To see that $\lambda < 8$, we need to show that for all $x$, we have $||Ax||^2 < 8 ||x||^2$. For this, note that $x = (a,b,c) \implies Ax = (a+2b,b+2c,c)$, in which case $$||Ax||^2 = a^2 + 4b^2 + 4ab + b^2 + 4c^2 + 4bc + c^2 = a^2 + 5b^2 + 5c^2 + 4ab+4bc$$
Take the difference $8||x||^2 - ||Ax||^2$, it is equal to $7a^2+3b^2+3c^2 -4ab-4bc$. Can we prove this is greater than zero for all $(a,b,c)$ non-zero?
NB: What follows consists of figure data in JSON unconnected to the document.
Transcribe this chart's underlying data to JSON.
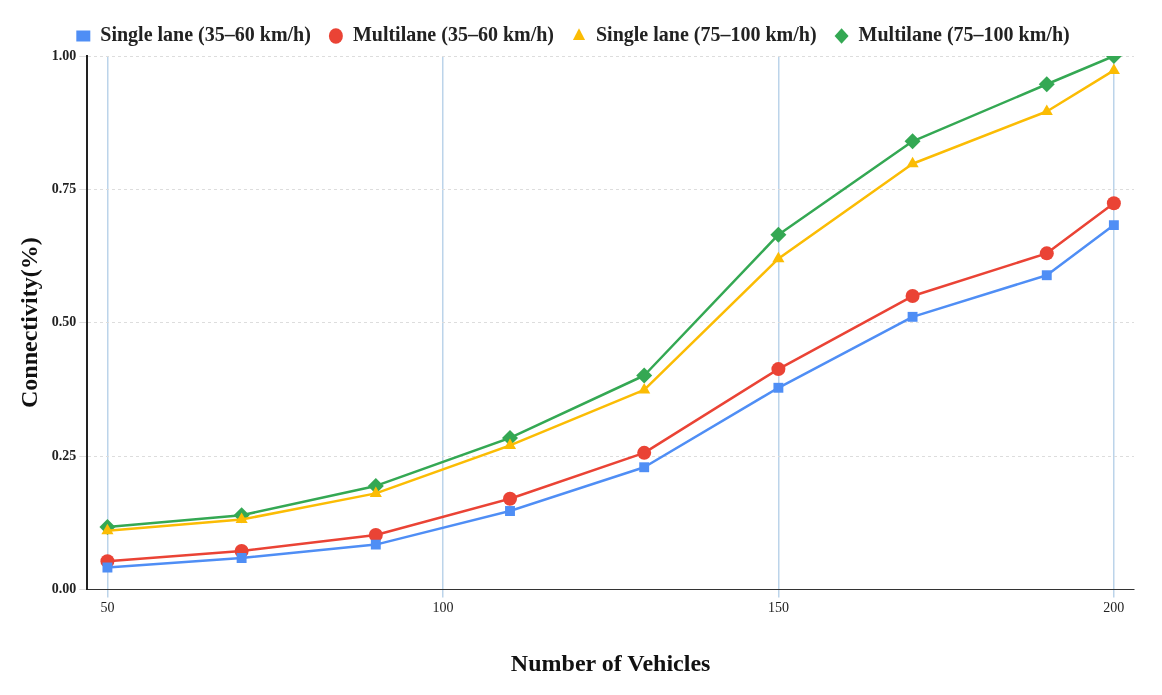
{
  "chart_data": {
    "type": "line",
    "xlabel": "Number of Vehicles",
    "ylabel": "Connectivity(%)",
    "x": [
      50,
      70,
      90,
      110,
      130,
      150,
      170,
      190,
      200
    ],
    "series": [
      {
        "name": "Single lane (35–60 km/h)",
        "color": "#4f8ef5",
        "marker": "square",
        "values": [
          0.041,
          0.059,
          0.084,
          0.147,
          0.229,
          0.378,
          0.511,
          0.589,
          0.683
        ]
      },
      {
        "name": "Multilane (35–60 km/h)",
        "color": "#ea4335",
        "marker": "circle",
        "values": [
          0.053,
          0.072,
          0.102,
          0.17,
          0.256,
          0.413,
          0.55,
          0.63,
          0.724
        ]
      },
      {
        "name": "Single lane (75–100 km/h)",
        "color": "#fbbc04",
        "marker": "triangle",
        "values": [
          0.11,
          0.131,
          0.18,
          0.27,
          0.374,
          0.62,
          0.798,
          0.896,
          0.973
        ]
      },
      {
        "name": "Multilane (75–100 km/h)",
        "color": "#34a853",
        "marker": "diamond",
        "values": [
          0.117,
          0.139,
          0.194,
          0.284,
          0.401,
          0.665,
          0.84,
          0.947,
          1.0
        ]
      }
    ],
    "xlim": [
      47,
      203
    ],
    "xticks": [
      50,
      100,
      150,
      200
    ],
    "ylim": [
      0,
      1
    ],
    "yticks": [
      {
        "value": 0,
        "label": "0.00"
      },
      {
        "value": 0.25,
        "label": "0.25"
      },
      {
        "value": 0.5,
        "label": "0.50"
      },
      {
        "value": 0.75,
        "label": "0.75"
      },
      {
        "value": 1,
        "label": "1.00"
      }
    ],
    "grid": true,
    "legend": "top",
    "line_style": "solid"
  }
}
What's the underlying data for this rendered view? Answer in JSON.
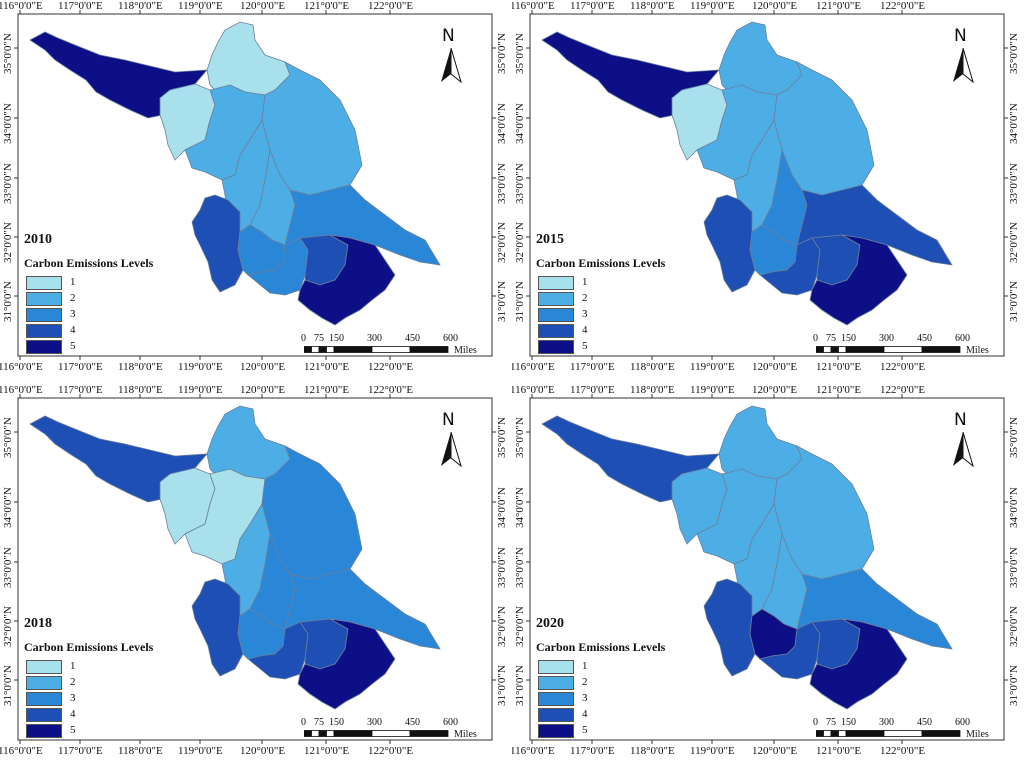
{
  "colors": {
    "level1": "#a8e0ec",
    "level2": "#4daee6",
    "level3": "#2a86d6",
    "level4": "#1e4fb4",
    "level5": "#0d0f86",
    "border": "#6c7f9c"
  },
  "axes": {
    "lon_labels": [
      "116°0'0\"E",
      "117°0'0\"E",
      "118°0'0\"E",
      "119°0'0\"E",
      "120°0'0\"E",
      "121°0'0\"E",
      "122°0'0\"E"
    ],
    "lat_labels": [
      "31°0'0\"N",
      "32°0'0\"N",
      "33°0'0\"N",
      "34°0'0\"N",
      "35°0'0\"N"
    ]
  },
  "legend": {
    "title": "Carbon Emissions Levels",
    "levels": [
      "1",
      "2",
      "3",
      "4",
      "5"
    ]
  },
  "north_arrow": {
    "label": "N"
  },
  "scale_bar": {
    "ticks": [
      "0",
      "75",
      "150",
      "300",
      "450",
      "600"
    ],
    "units": "Miles"
  },
  "panels": [
    {
      "year": "2010",
      "region_levels": {
        "xuzhou": 5,
        "suqian": 1,
        "lianyungang": 1,
        "huaian": 2,
        "yancheng": 2,
        "yangzhou": 2,
        "taizhou": 2,
        "nantong": 3,
        "nanjing": 4,
        "zhenjiang": 3,
        "changzhou": 3,
        "wuxi": 4,
        "suzhou": 5
      }
    },
    {
      "year": "2015",
      "region_levels": {
        "xuzhou": 5,
        "suqian": 1,
        "lianyungang": 2,
        "huaian": 2,
        "yancheng": 2,
        "yangzhou": 2,
        "taizhou": 3,
        "nantong": 4,
        "nanjing": 4,
        "zhenjiang": 3,
        "changzhou": 4,
        "wuxi": 4,
        "suzhou": 5
      }
    },
    {
      "year": "2018",
      "region_levels": {
        "xuzhou": 4,
        "suqian": 1,
        "lianyungang": 2,
        "huaian": 1,
        "yancheng": 3,
        "yangzhou": 2,
        "taizhou": 3,
        "nantong": 3,
        "nanjing": 4,
        "zhenjiang": 3,
        "changzhou": 4,
        "wuxi": 4,
        "suzhou": 5
      }
    },
    {
      "year": "2020",
      "region_levels": {
        "xuzhou": 4,
        "suqian": 2,
        "lianyungang": 2,
        "huaian": 2,
        "yancheng": 2,
        "yangzhou": 2,
        "taizhou": 2,
        "nantong": 3,
        "nanjing": 4,
        "zhenjiang": 5,
        "changzhou": 4,
        "wuxi": 4,
        "suzhou": 5
      }
    }
  ]
}
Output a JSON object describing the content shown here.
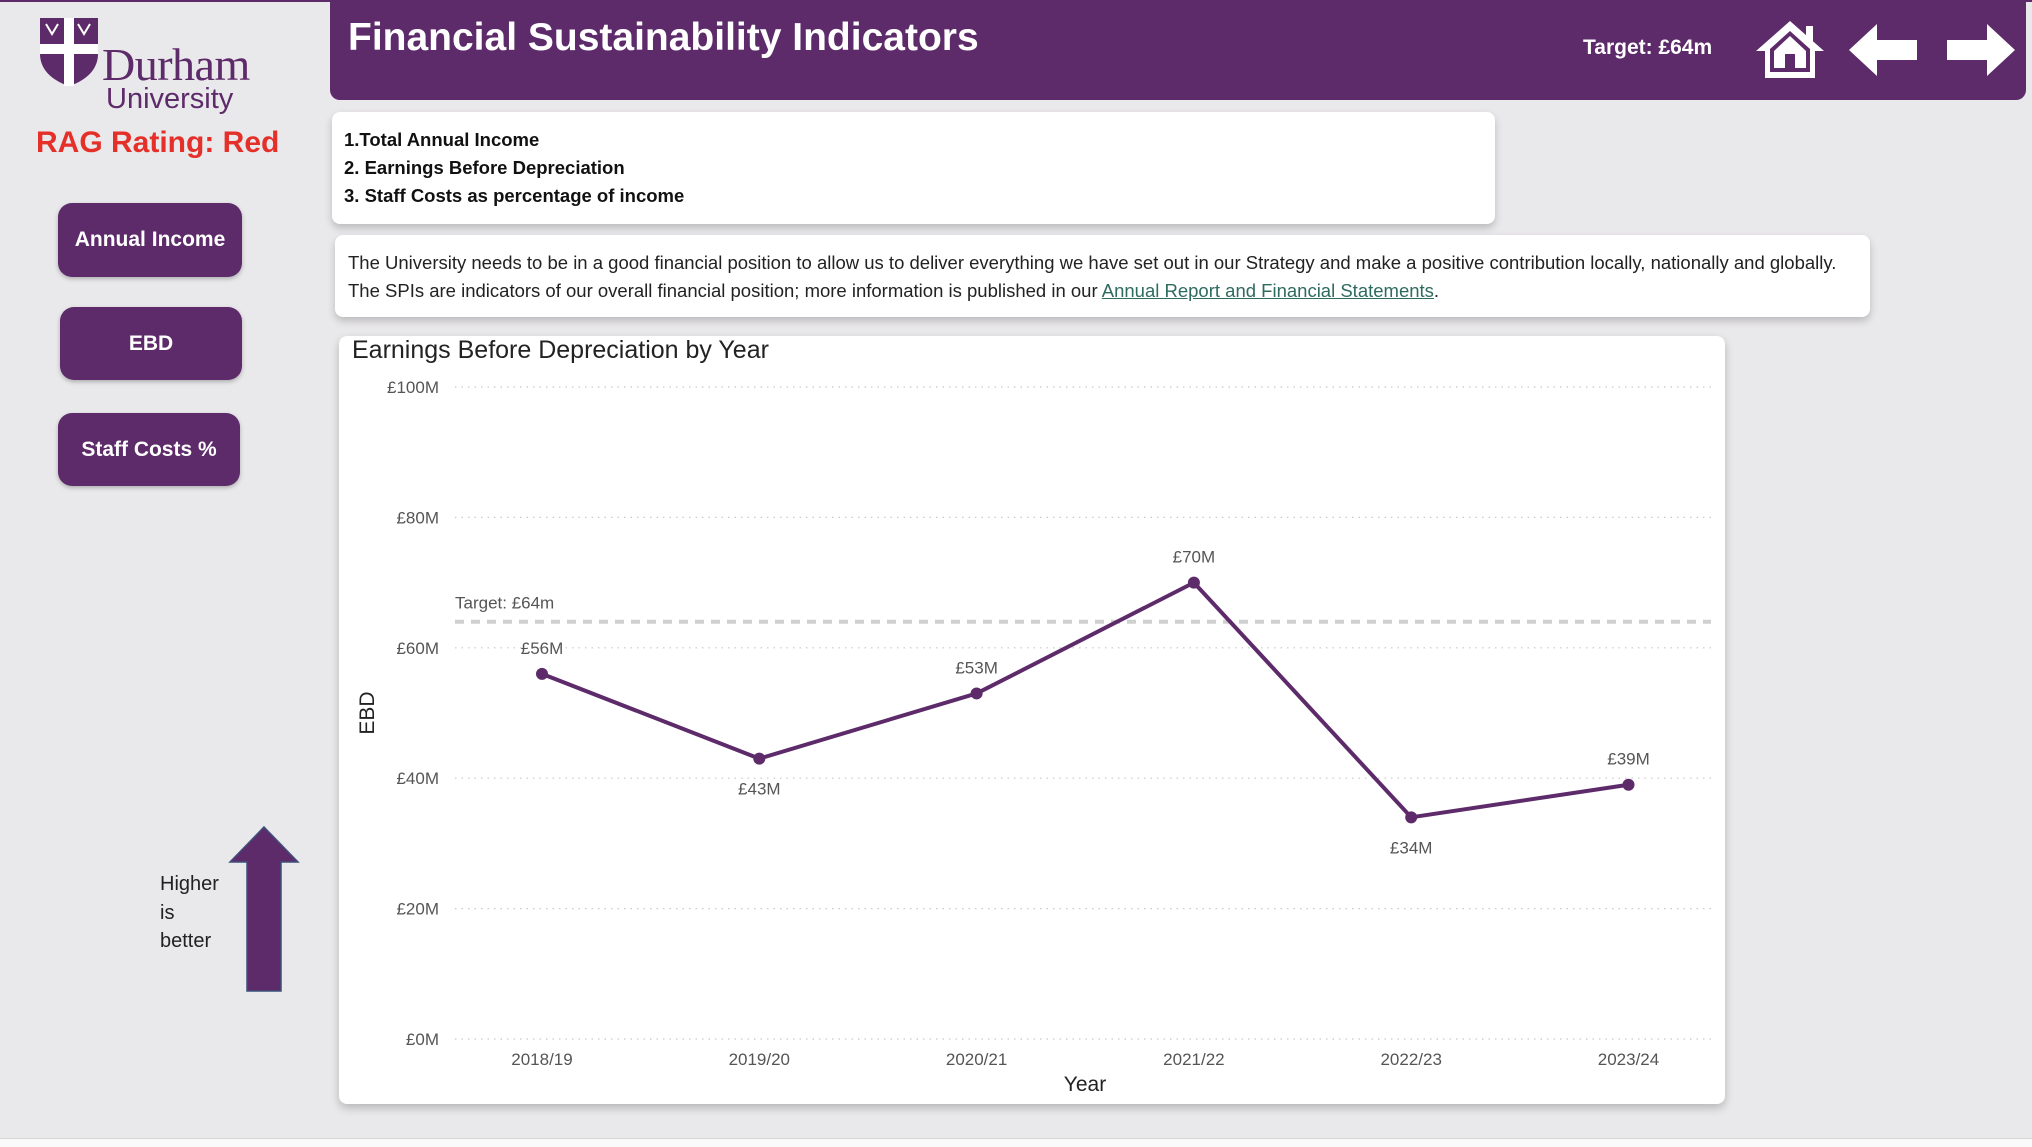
{
  "logo": {
    "name": "Durham",
    "sub": "University"
  },
  "rag": "RAG Rating: Red",
  "nav": {
    "annual_income": "Annual Income",
    "ebd": "EBD",
    "staff_costs": "Staff Costs %"
  },
  "header": {
    "title": "Financial Sustainability Indicators",
    "target": "Target: £64m",
    "icons": [
      "home-icon",
      "arrow-left-icon",
      "arrow-right-icon"
    ]
  },
  "list": [
    "1.Total Annual Income",
    "2. Earnings Before Depreciation",
    "3. Staff Costs as percentage of income"
  ],
  "description": {
    "text": "The University needs to be in a good financial position to allow us to deliver everything we have set out in our Strategy and make a positive contribution locally, nationally and globally. The SPIs are indicators of our overall financial position; more information is published in our ",
    "link": "Annual Report and Financial Statements",
    "after": "."
  },
  "higher_better": [
    "Higher",
    "is",
    "better"
  ],
  "colors": {
    "brand": "#5d2a6a",
    "rag_red": "#e5302a",
    "line": "#5d2a6a",
    "target_line": "#d0d0d0"
  },
  "chart_data": {
    "type": "line",
    "title": "Earnings Before Depreciation by Year",
    "xlabel": "Year",
    "ylabel": "EBD",
    "categories": [
      "2018/19",
      "2019/20",
      "2020/21",
      "2021/22",
      "2022/23",
      "2023/24"
    ],
    "values": [
      56,
      43,
      53,
      70,
      34,
      39
    ],
    "data_labels": [
      "£56M",
      "£43M",
      "£53M",
      "£70M",
      "£34M",
      "£39M"
    ],
    "label_position": [
      "above",
      "below",
      "above",
      "above",
      "below",
      "above"
    ],
    "yticks": [
      0,
      20,
      40,
      60,
      80,
      100
    ],
    "ytick_labels": [
      "£0M",
      "£20M",
      "£40M",
      "£60M",
      "£80M",
      "£100M"
    ],
    "ylim": [
      0,
      100
    ],
    "grid": true,
    "target": {
      "value": 64,
      "label": "Target: £64m"
    }
  }
}
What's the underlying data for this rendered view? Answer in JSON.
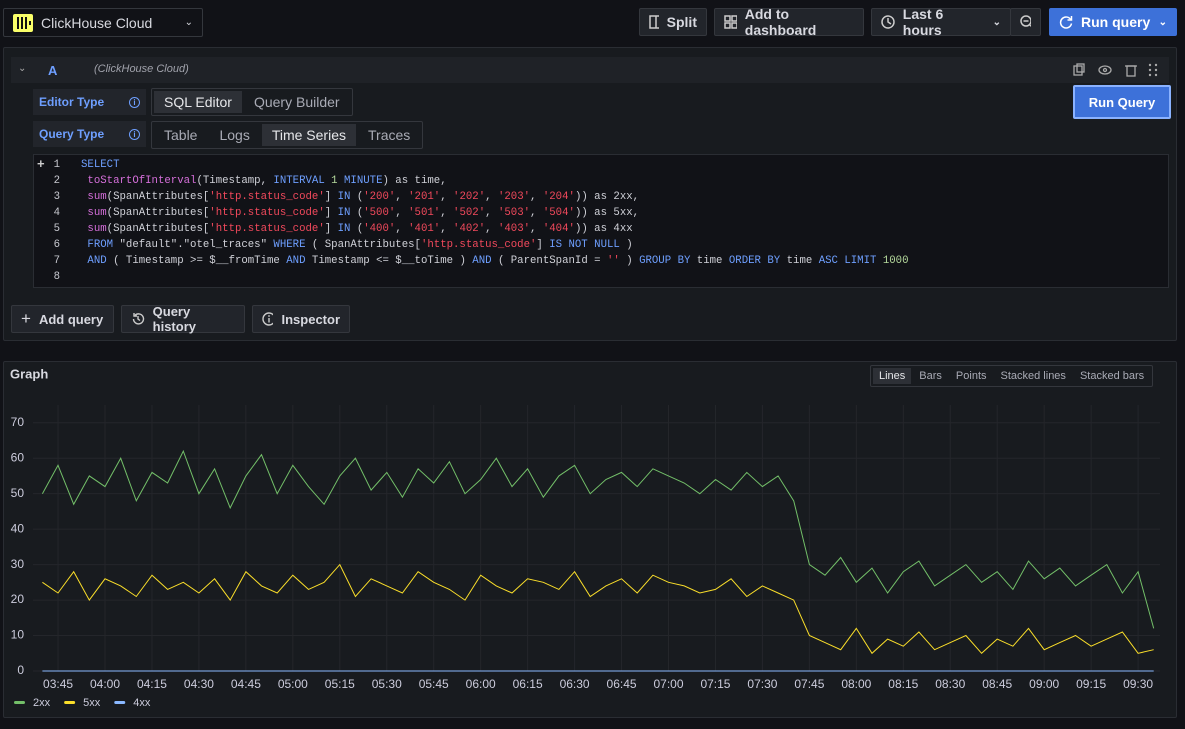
{
  "toolbar": {
    "datasource": "ClickHouse Cloud",
    "split": "Split",
    "add_to_dashboard": "Add to dashboard",
    "time_range": "Last 6 hours",
    "run_query": "Run query"
  },
  "query": {
    "ref_id": "A",
    "datasource": "(ClickHouse Cloud)",
    "editor_type_label": "Editor Type",
    "editor_types": [
      "SQL Editor",
      "Query Builder"
    ],
    "editor_type_active": 0,
    "query_type_label": "Query Type",
    "query_types": [
      "Table",
      "Logs",
      "Time Series",
      "Traces"
    ],
    "query_type_active": 2,
    "run_button": "Run Query",
    "line_numbers": [
      1,
      2,
      3,
      4,
      5,
      6,
      7,
      8
    ],
    "code": [
      "SELECT",
      " toStartOfInterval(Timestamp, INTERVAL 1 MINUTE) as time,",
      " sum(SpanAttributes['http.status_code'] IN ('200', '201', '202', '203', '204')) as 2xx,",
      " sum(SpanAttributes['http.status_code'] IN ('500', '501', '502', '503', '504')) as 5xx,",
      " sum(SpanAttributes['http.status_code'] IN ('400', '401', '402', '403', '404')) as 4xx",
      " FROM \"default\".\"otel_traces\" WHERE ( SpanAttributes['http.status_code'] IS NOT NULL )",
      " AND ( Timestamp >= $__fromTime AND Timestamp <= $__toTime ) AND ( ParentSpanId = '' ) GROUP BY time ORDER BY time ASC LIMIT 1000"
    ]
  },
  "actions": [
    "Add query",
    "Query history",
    "Inspector"
  ],
  "chart_data": {
    "type": "line",
    "title": "Graph",
    "display_modes": [
      "Lines",
      "Bars",
      "Points",
      "Stacked lines",
      "Stacked bars"
    ],
    "display_mode_active": 0,
    "x": [
      "03:40",
      "03:45",
      "03:50",
      "03:55",
      "04:00",
      "04:05",
      "04:10",
      "04:15",
      "04:20",
      "04:25",
      "04:30",
      "04:35",
      "04:40",
      "04:45",
      "04:50",
      "04:55",
      "05:00",
      "05:05",
      "05:10",
      "05:15",
      "05:20",
      "05:25",
      "05:30",
      "05:35",
      "05:40",
      "05:45",
      "05:50",
      "05:55",
      "06:00",
      "06:05",
      "06:10",
      "06:15",
      "06:20",
      "06:25",
      "06:30",
      "06:35",
      "06:40",
      "06:45",
      "06:50",
      "06:55",
      "07:00",
      "07:05",
      "07:10",
      "07:15",
      "07:20",
      "07:25",
      "07:30",
      "07:35",
      "07:40",
      "07:45",
      "07:50",
      "07:55",
      "08:00",
      "08:05",
      "08:10",
      "08:15",
      "08:20",
      "08:25",
      "08:30",
      "08:35",
      "08:40",
      "08:45",
      "08:50",
      "08:55",
      "09:00",
      "09:05",
      "09:10",
      "09:15",
      "09:20",
      "09:25",
      "09:30",
      "09:35"
    ],
    "series": [
      {
        "name": "2xx",
        "color": "#73bf69",
        "values": [
          50,
          58,
          47,
          55,
          52,
          60,
          48,
          56,
          53,
          62,
          50,
          57,
          46,
          55,
          61,
          50,
          58,
          52,
          47,
          55,
          60,
          51,
          56,
          49,
          57,
          53,
          59,
          50,
          54,
          60,
          52,
          57,
          49,
          55,
          58,
          50,
          54,
          56,
          52,
          57,
          55,
          53,
          50,
          54,
          51,
          56,
          52,
          55,
          48,
          30,
          27,
          32,
          25,
          29,
          22,
          28,
          31,
          24,
          27,
          30,
          25,
          28,
          23,
          31,
          26,
          29,
          24,
          27,
          30,
          22,
          28,
          12
        ]
      },
      {
        "name": "5xx",
        "color": "#fade2a",
        "values": [
          25,
          22,
          28,
          20,
          26,
          24,
          21,
          27,
          23,
          25,
          22,
          26,
          20,
          28,
          24,
          22,
          27,
          23,
          25,
          30,
          21,
          26,
          24,
          22,
          28,
          25,
          23,
          20,
          27,
          24,
          22,
          26,
          25,
          23,
          28,
          21,
          24,
          26,
          22,
          27,
          25,
          24,
          22,
          23,
          26,
          21,
          24,
          22,
          20,
          10,
          8,
          6,
          12,
          5,
          9,
          7,
          11,
          6,
          8,
          10,
          5,
          9,
          7,
          12,
          6,
          8,
          10,
          7,
          9,
          11,
          5,
          6
        ]
      },
      {
        "name": "4xx",
        "color": "#8ab8ff",
        "values": [
          0,
          0,
          0,
          0,
          0,
          0,
          0,
          0,
          0,
          0,
          0,
          0,
          0,
          0,
          0,
          0,
          0,
          0,
          0,
          0,
          0,
          0,
          0,
          0,
          0,
          0,
          0,
          0,
          0,
          0,
          0,
          0,
          0,
          0,
          0,
          0,
          0,
          0,
          0,
          0,
          0,
          0,
          0,
          0,
          0,
          0,
          0,
          0,
          0,
          0,
          0,
          0,
          0,
          0,
          0,
          0,
          0,
          0,
          0,
          0,
          0,
          0,
          0,
          0,
          0,
          0,
          0,
          0,
          0,
          0,
          0,
          0
        ]
      }
    ],
    "xlim": [
      "03:37",
      "09:37"
    ],
    "xticks": [
      "03:45",
      "04:00",
      "04:15",
      "04:30",
      "04:45",
      "05:00",
      "05:15",
      "05:30",
      "05:45",
      "06:00",
      "06:15",
      "06:30",
      "06:45",
      "07:00",
      "07:15",
      "07:30",
      "07:45",
      "08:00",
      "08:15",
      "08:30",
      "08:45",
      "09:00",
      "09:15",
      "09:30"
    ],
    "ylim": [
      0,
      75
    ],
    "yticks": [
      0,
      10,
      20,
      30,
      40,
      50,
      60,
      70
    ],
    "grid": true
  }
}
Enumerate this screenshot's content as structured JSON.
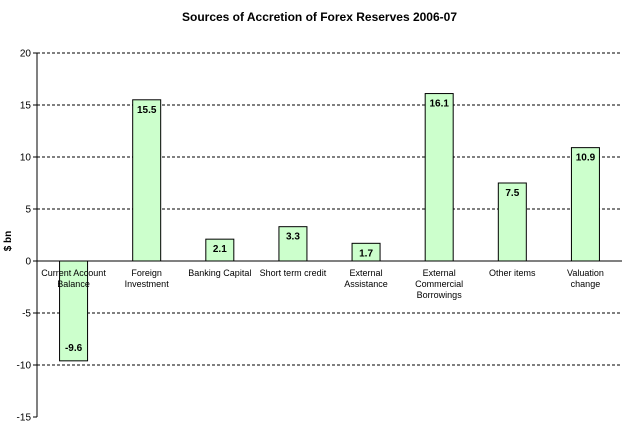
{
  "chart_data": {
    "type": "bar",
    "title": "Sources of Accretion of Forex Reserves 2006-07",
    "xlabel": "",
    "ylabel": "$ bn",
    "ylim": [
      -15,
      20
    ],
    "yticks": [
      20,
      15,
      10,
      5,
      0,
      -5,
      -10,
      -15
    ],
    "categories": [
      [
        "Current Account",
        "Balance"
      ],
      [
        "Foreign",
        "Investment"
      ],
      [
        "Banking Capital"
      ],
      [
        "Short term credit"
      ],
      [
        "External",
        "Assistance"
      ],
      [
        "External",
        "Commercial",
        "Borrowings"
      ],
      [
        "Other items"
      ],
      [
        "Valuation",
        "change"
      ]
    ],
    "values": [
      -9.6,
      15.5,
      2.1,
      3.3,
      1.7,
      16.1,
      7.5,
      10.9
    ],
    "data_labels": [
      "-9.6",
      "15.5",
      "2.1",
      "3.3",
      "1.7",
      "16.1",
      "7.5",
      "10.9"
    ],
    "grid": true,
    "legend": "none",
    "bar_fill": "#ccffcc",
    "bar_stroke": "#000000",
    "grid_color": "#000000"
  }
}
Well, we can, by combining the $ab$ and $bc$ nicely into squares.Like this: $$ (2b^2 -4bc+2c^2) + (4a^2 - 4ab+b^2) + c^2 + 3a^2 = 2(b-c)^2 + (2a-b)^2 + c^2 + 3a^2 $$
which is a positive linear combination of squares. Note that if the RHS equals zero, this forces $c=a=0$ and $b-c = 0$ so $b = 0$. In other words, if $(a,b,c) \neq (0,0,0)$ then the difference is positive, giving $\lambda < 8$.